Gli amici alle sue spalle ridono ancora di quelle risatine infantili, probabilmente per loro lo spettacolo è già iniziato e si stanno godendo la scena.  
“Beh, allora se mi sbrigo faccio in tempo a bere anche questo” ribatte questa volta, lasciandomi di stucco mentre estrae dalla tasca sinistra della felpa un cartoncino di succo. 
“Ora basta, finisce qui”, proferisco con decisione. Che io ricordi, sono poche le volte in cui mi sono davvero alterata sul lavoro, ma ora fatico a riconoscere la mia voce talmente è velata dall’irritazione. Senza più indugiare, gli afferro il tanto prezioso sacchetto dalle mani, ma lui non molla la presa, iniziando a tirare verso di sé. In men che non si dica ingaggiamo una battaglia a chi tira più forte e alla fine mi ritrovo sì con la busta in mano, ma svuotata del suo intero contenuto, perché i popcorn mi sono ricaduti tutti addosso, soprattutto in testa, rimanendo persi fra i miei mille, indomabili riccioli.
A quel punto i tre birbanti, ormai rassegnatisi alla triste fine della loro merenda, si danno saggiamente alla fuga, lasciandomi sola per terra a sistemare tutto quel disastro. 
 
“Serve una mano?” la voce che proviene dalle mie spalle mi fa involontariamente sobbalzare.
Mi volto e vedo di fronte a me un ragazzo moro che mi osserva con espressione divertita.
“Perdonami, non volevo disturbarti, ma ho assistito a tutta la scena e ho pensato ti facesse comodo un aiuto”. 
“Ah, si beh, grazie”, appena il tempo di finire la frase ed eccolo chino per terra a ripulire la moquette. Se non stesse accadendo proprio a me, sembrerebbe quasi una scena da film. “Scusami se sono praticamente saltata in aria, ma tutto ciò mi ha abbastanza innervosita”, rompo di nuovo il silenzio, smettendo per un secondo di raccogliere popcorn dal pavimento per sistemarmi i capelli, che ora dovrebbero essere a posto, in una coda alta. 
“Aspetta un secondo”, il ragazzo avanza avvicinandosi al mio viso, così tanto che riesco a distinguere chiaramente che i suoi occhi sono di un verde straordinariamente vivido. Per essere un estraneo, è davvero molto vicino, forse troppo. “Ecco, ti erano rimasti questi due impigliati nei ricci”, si allontana un poco porgendomi altri due popcorn, quei maledetti. 

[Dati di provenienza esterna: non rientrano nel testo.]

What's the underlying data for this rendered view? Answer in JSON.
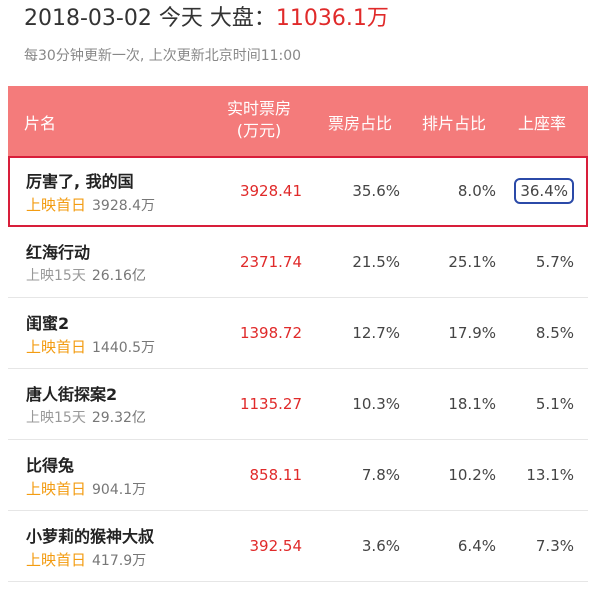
{
  "header": {
    "date": "2018-03-02",
    "today": "今天",
    "total_label": "大盘：",
    "total_value": "11036.1万",
    "update_note": "每30分钟更新一次, 上次更新北京时间11:00"
  },
  "table": {
    "headers": {
      "name": "片名",
      "realtime_line1": "实时票房",
      "realtime_line2": "(万元)",
      "box_share": "票房占比",
      "schedule_share": "排片占比",
      "seat_rate": "上座率"
    },
    "rows": [
      {
        "name": "厉害了, 我的国",
        "days": "上映首日",
        "first_day": true,
        "cumulative": "3928.4万",
        "realtime": "3928.41",
        "box_share": "35.6%",
        "schedule_share": "8.0%",
        "seat_rate": "36.4%"
      },
      {
        "name": "红海行动",
        "days": "上映15天",
        "first_day": false,
        "cumulative": "26.16亿",
        "realtime": "2371.74",
        "box_share": "21.5%",
        "schedule_share": "25.1%",
        "seat_rate": "5.7%"
      },
      {
        "name": "闺蜜2",
        "days": "上映首日",
        "first_day": true,
        "cumulative": "1440.5万",
        "realtime": "1398.72",
        "box_share": "12.7%",
        "schedule_share": "17.9%",
        "seat_rate": "8.5%"
      },
      {
        "name": "唐人街探案2",
        "days": "上映15天",
        "first_day": false,
        "cumulative": "29.32亿",
        "realtime": "1135.27",
        "box_share": "10.3%",
        "schedule_share": "18.1%",
        "seat_rate": "5.1%"
      },
      {
        "name": "比得兔",
        "days": "上映首日",
        "first_day": true,
        "cumulative": "904.1万",
        "realtime": "858.11",
        "box_share": "7.8%",
        "schedule_share": "10.2%",
        "seat_rate": "13.1%"
      },
      {
        "name": "小萝莉的猴神大叔",
        "days": "上映首日",
        "first_day": true,
        "cumulative": "417.9万",
        "realtime": "392.54",
        "box_share": "3.6%",
        "schedule_share": "6.4%",
        "seat_rate": "7.3%"
      }
    ]
  },
  "colors": {
    "header_bg": "#f47b7b",
    "accent_red": "#e02a2a",
    "first_day_orange": "#f39c12",
    "highlight_row_border": "#d81e3a",
    "highlight_cell_border": "#2b4aa8"
  }
}
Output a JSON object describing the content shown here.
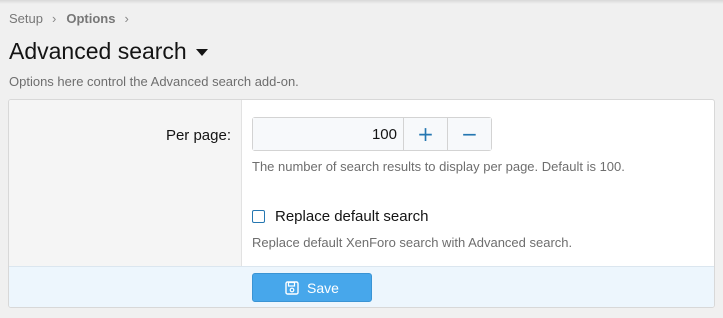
{
  "breadcrumb": {
    "items": [
      "Setup",
      "Options"
    ],
    "separator": "›"
  },
  "page": {
    "title": "Advanced search",
    "description": "Options here control the Advanced search add-on."
  },
  "options": {
    "per_page": {
      "label": "Per page:",
      "value": "100",
      "plus_symbol": "+",
      "minus_symbol": "−",
      "hint": "The number of search results to display per page. Default is 100."
    },
    "replace_default": {
      "label": "Replace default search",
      "checked": false,
      "hint": "Replace default XenForo search with Advanced search."
    }
  },
  "footer": {
    "save_label": "Save",
    "save_icon": "save-icon"
  },
  "colors": {
    "accent": "#47a7eb",
    "link": "#2577b1",
    "footer_bg": "#edf6fd"
  }
}
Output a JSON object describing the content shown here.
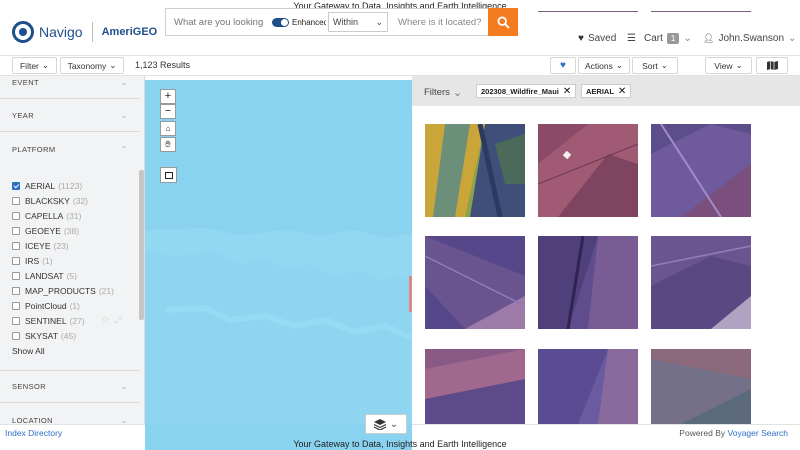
{
  "banner": {
    "text": "Your Gateway to Data, Insights and Earth Intelligence"
  },
  "header": {
    "logo_text": "Navigo",
    "partner_logo": "AmeriGEO",
    "search_placeholder": "What are you looking",
    "enhanced_label": "Enhanced",
    "within_value": "Within",
    "where_placeholder": "Where is it located?",
    "saved_label": "Saved",
    "cart_label": "Cart",
    "cart_count": "1",
    "user_name": "John.Swanson"
  },
  "toolbar": {
    "filter_label": "Filter",
    "taxonomy_label": "Taxonomy",
    "results_count": "1,123 Results",
    "actions_label": "Actions",
    "sort_label": "Sort",
    "view_label": "View"
  },
  "sidebar": {
    "sections": [
      "EVENT",
      "YEAR",
      "PLATFORM",
      "SENSOR",
      "LOCATION"
    ],
    "platform_items": [
      {
        "label": "AERIAL",
        "count": "(1123)",
        "checked": true
      },
      {
        "label": "BLACKSKY",
        "count": "(32)",
        "checked": false
      },
      {
        "label": "CAPELLA",
        "count": "(31)",
        "checked": false
      },
      {
        "label": "GEOEYE",
        "count": "(38)",
        "checked": false
      },
      {
        "label": "ICEYE",
        "count": "(23)",
        "checked": false
      },
      {
        "label": "IRS",
        "count": "(1)",
        "checked": false
      },
      {
        "label": "LANDSAT",
        "count": "(5)",
        "checked": false
      },
      {
        "label": "MAP_PRODUCTS",
        "count": "(21)",
        "checked": false
      },
      {
        "label": "PointCloud",
        "count": "(1)",
        "checked": false
      },
      {
        "label": "SENTINEL",
        "count": "(27)",
        "checked": false
      },
      {
        "label": "SKYSAT",
        "count": "(45)",
        "checked": false
      }
    ],
    "show_all": "Show All"
  },
  "map": {
    "zoom_in": "+",
    "zoom_out": "−"
  },
  "results": {
    "filters_label": "Filters",
    "chips": [
      "202308_Wildfire_Maui",
      "AERIAL"
    ]
  },
  "footer": {
    "index_link": "Index Directory",
    "tagline": "Your Gateway to Data, Insights and Earth Intelligence",
    "powered_by": "Powered By",
    "powered_name": "Voyager Search"
  },
  "colors": {
    "brand": "#1e4f8a",
    "accent": "#f47b20",
    "link": "#2d6ec9",
    "map_water": "#89d3f0"
  }
}
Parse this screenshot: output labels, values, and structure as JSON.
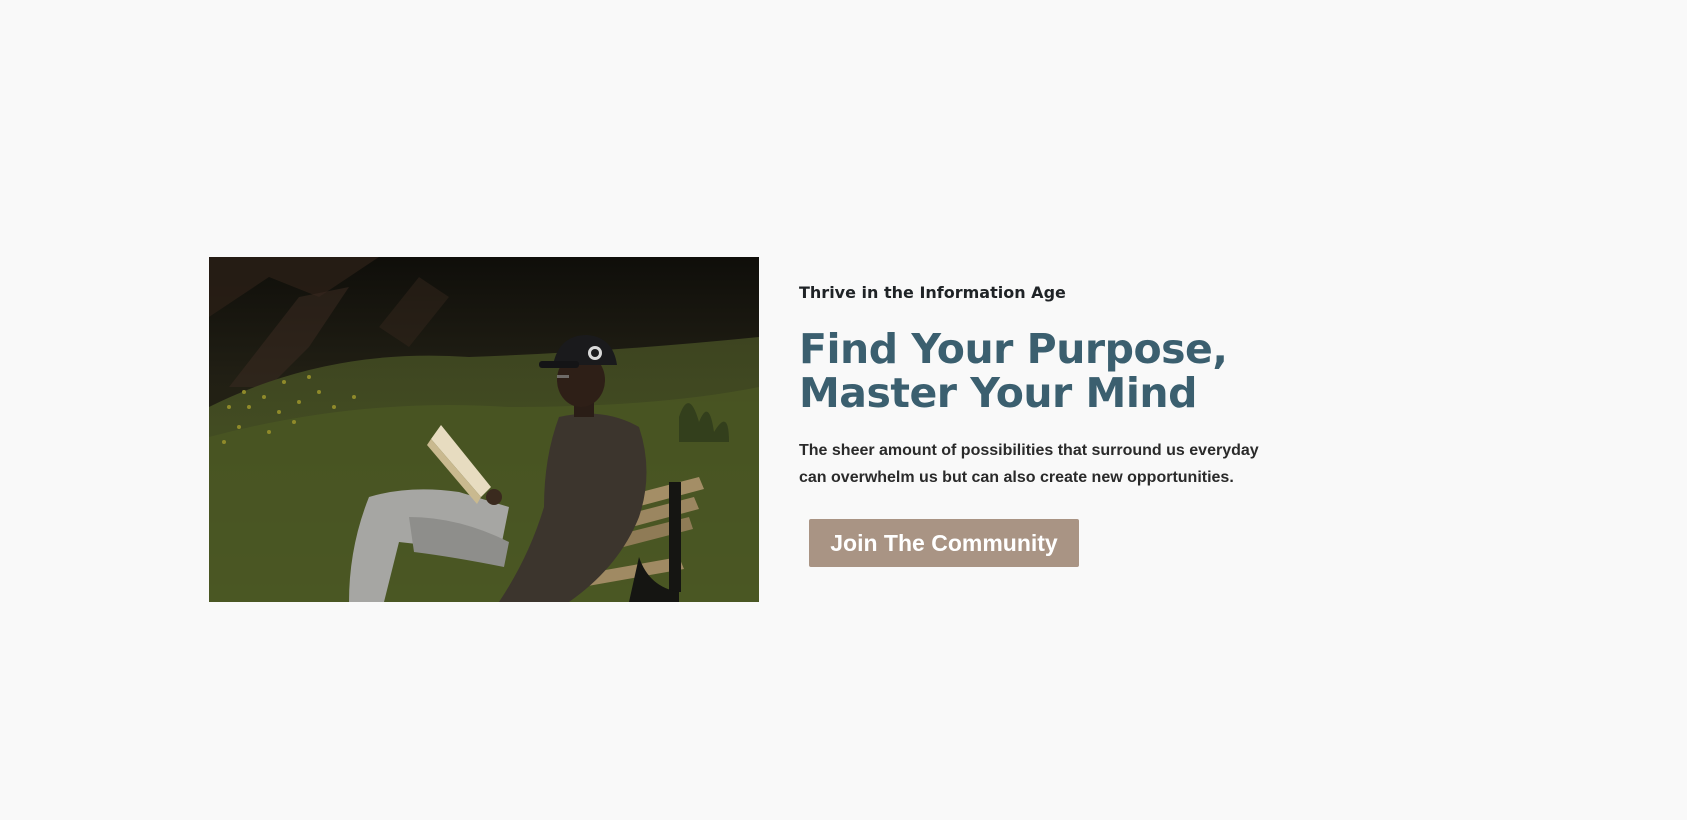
{
  "hero": {
    "image_alt": "Man in a cap reading a book on a wooden bench in a grassy field",
    "eyebrow": "Thrive in the Information Age",
    "headline_line1": "Find Your Purpose,",
    "headline_line2": "Master Your Mind",
    "description": "The sheer amount of possibilities that surround us everyday can overwhelm us but can also create new opportunities.",
    "cta_label": "Join The Community"
  },
  "colors": {
    "page_background": "#f9f9f9",
    "headline": "#3b5f6f",
    "body_text": "#2a2a2a",
    "button_background": "#a99484",
    "button_text": "#ffffff"
  }
}
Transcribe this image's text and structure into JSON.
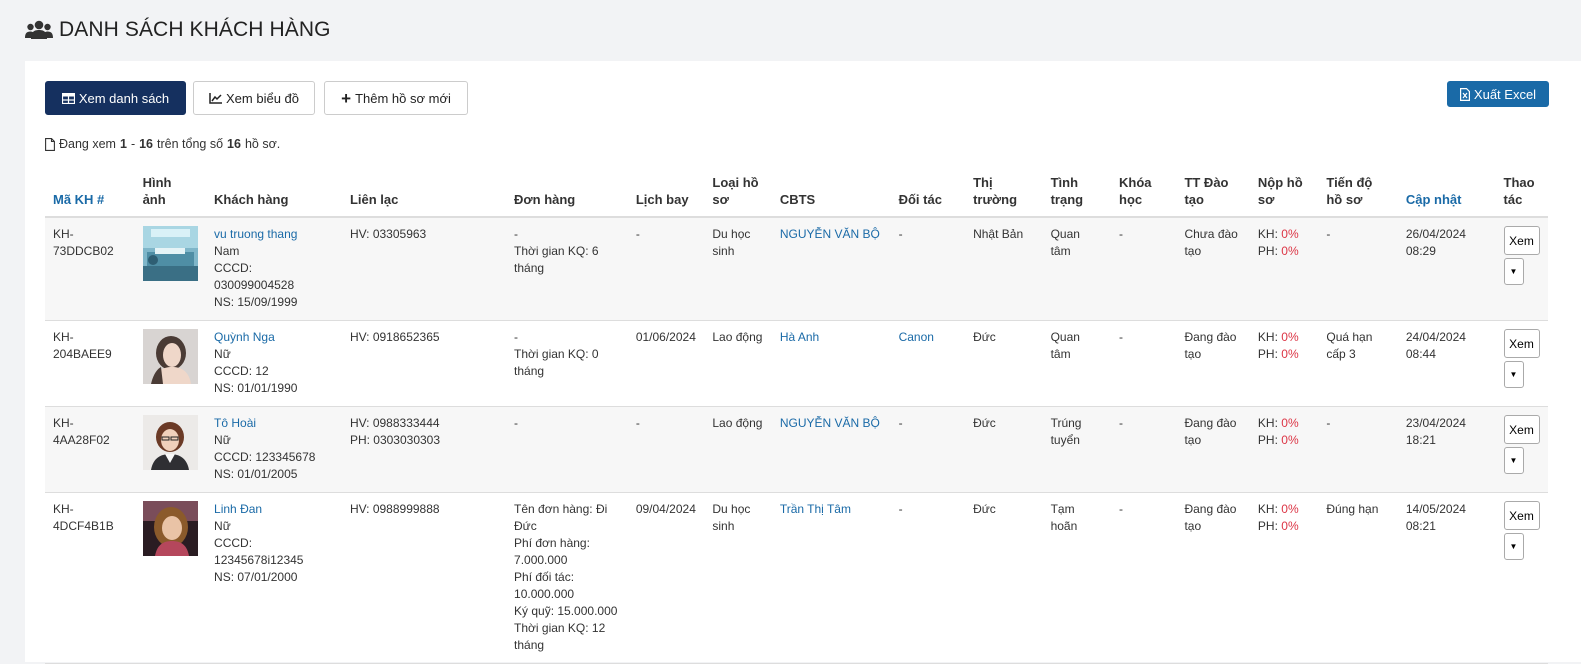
{
  "page": {
    "title": "DANH SÁCH KHÁCH HÀNG"
  },
  "toolbar": {
    "view_list": "Xem danh sách",
    "view_chart": "Xem biểu đồ",
    "add_new": "Thêm hồ sơ mới",
    "export_excel": "Xuất Excel"
  },
  "summary": {
    "prefix": "Đang xem",
    "from": "1",
    "sep": "-",
    "to": "16",
    "mid": "trên tổng số",
    "total": "16",
    "suffix": "hồ sơ."
  },
  "table": {
    "headers": [
      "Mã KH #",
      "Hình ảnh",
      "Khách hàng",
      "Liên lạc",
      "Đơn hàng",
      "Lịch bay",
      "Loại hồ sơ",
      "CBTS",
      "Đối tác",
      "Thị trường",
      "Tình trạng",
      "Khóa học",
      "TT Đào tạo",
      "Nộp hồ sơ",
      "Tiến độ hồ sơ",
      "Cập nhật",
      "Thao tác"
    ],
    "rows": [
      {
        "code": "KH-73DDCB02",
        "name": "vu truong thang",
        "gender": "Nam",
        "cccd": "CCCD: 030099004528",
        "dob": "NS: 15/09/1999",
        "contact1": "HV: 03305963",
        "contact2": "",
        "order": "-\nThời gian KQ: 6 tháng",
        "flight": "-",
        "type": "Du học sinh",
        "cbts": "NGUYỄN VĂN BỘ",
        "partner": "-",
        "market": "Nhật Bản",
        "status": "Quan tâm",
        "course": "-",
        "training": "Chưa đào tạo",
        "kh_label": "KH:",
        "kh": "0%",
        "ph_label": "PH:",
        "ph": "0%",
        "progress": "-",
        "updated": "26/04/2024 08:29",
        "action": "Xem",
        "photo": "lab"
      },
      {
        "code": "KH-204BAEE9",
        "name": "Quỳnh Nga",
        "gender": "Nữ",
        "cccd": "CCCD: 12",
        "dob": "NS: 01/01/1990",
        "contact1": "HV: 0918652365",
        "contact2": "",
        "order": "-\nThời gian KQ: 0 tháng",
        "flight": "01/06/2024",
        "type": "Lao động",
        "cbts": "Hà Anh",
        "partner": "Canon",
        "market": "Đức",
        "status": "Quan tâm",
        "course": "-",
        "training": "Đang đào tạo",
        "kh_label": "KH:",
        "kh": "0%",
        "ph_label": "PH:",
        "ph": "0%",
        "progress": "Quá hạn cấp 3",
        "updated": "24/04/2024 08:44",
        "action": "Xem",
        "photo": "woman-light"
      },
      {
        "code": "KH-4AA28F02",
        "name": "Tô Hoài",
        "gender": "Nữ",
        "cccd": "CCCD: 123345678",
        "dob": "NS: 01/01/2005",
        "contact1": "HV: 0988333444",
        "contact2": "PH: 0303030303",
        "order": "-",
        "flight": "-",
        "type": "Lao động",
        "cbts": "NGUYỄN VĂN BỘ",
        "partner": "-",
        "market": "Đức",
        "status": "Trúng tuyển",
        "course": "-",
        "training": "Đang đào tạo",
        "kh_label": "KH:",
        "kh": "0%",
        "ph_label": "PH:",
        "ph": "0%",
        "progress": "-",
        "updated": "23/04/2024 18:21",
        "action": "Xem",
        "photo": "woman-glasses"
      },
      {
        "code": "KH-4DCF4B1B",
        "name": "Linh Đan",
        "gender": "Nữ",
        "cccd": "CCCD: 12345678i12345",
        "dob": "NS: 07/01/2000",
        "contact1": "HV: 0988999888",
        "contact2": "",
        "order": "Tên đơn hàng: Đi Đức\nPhí đơn hàng: 7.000.000\nPhí đối tác: 10.000.000\nKý quỹ: 15.000.000\nThời gian KQ: 12 tháng",
        "flight": "09/04/2024",
        "type": "Du học sinh",
        "cbts": "Trần Thị Tâm",
        "partner": "-",
        "market": "Đức",
        "status": "Tạm hoãn",
        "course": "-",
        "training": "Đang đào tạo",
        "kh_label": "KH:",
        "kh": "0%",
        "ph_label": "PH:",
        "ph": "0%",
        "progress": "Đúng hạn",
        "updated": "14/05/2024 08:21",
        "action": "Xem",
        "photo": "woman-dark"
      }
    ]
  },
  "colors": {
    "primary": "#15305f",
    "link": "#1a6aa7",
    "excel": "#1a6aa7",
    "danger": "#dc3545"
  },
  "icons": {
    "title": "users-icon",
    "list": "table-icon",
    "chart": "line-chart-icon",
    "add": "plus-icon",
    "excel": "file-excel-icon",
    "summary": "file-icon",
    "dropdown": "caret-down-icon"
  }
}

Mi dirigo al cestino più vicino per buttarli e noto come all’ingresso Paola mi abbia prontamente sostituita: probabilmente anche lei ha visto tutto. La vera domanda dovrebbe essere: chi non lo ha visto? Ora la platea è gremita, devono essere rientrati quasi tutti. 
Come a volermi ricordare la sua presenza, il ragazzo si schiarisce appena la voce: “Serata storta, eh?”
“Diciamo che non sta andando come mi sarei aspettata”, abbozzo un sorriso cercando di apparire cordiale e non una pazza scatenata che si è appena ripulita il corpo da degli snack. 
“Lavori qui da tanto?” mi domanda con inaspettata confidenza.
“Da tre anni, eppure ti garantisco che non mi era mai capitato di trovare qualcuno così, beh, così tenace possiamo dire”. Le parole mi escono con una naturalezza che non avevo previsto.
“C’è sempre una prima volta per ogni cosa. Certe persone non sopportano proprio che gli venga toccato il proprio cibo, sai”, annuisce convinto ostentando serietà, ma facendo trapelare il divertimento dall’angolo della bocca inclinato all’insù. 
Intanto in sala cominciano a calare le luci, segno che il secondo atto sta per cominciare. 
“Vorrei restare ma devo tornare al lavoro” gli spiego sbrigativamente, un po’ delusa di dover già porre fine alla conversazione.
“Nessun problema, ci mancherebbe. Comunque piacere, Marco”, dice tendendomi la mano. 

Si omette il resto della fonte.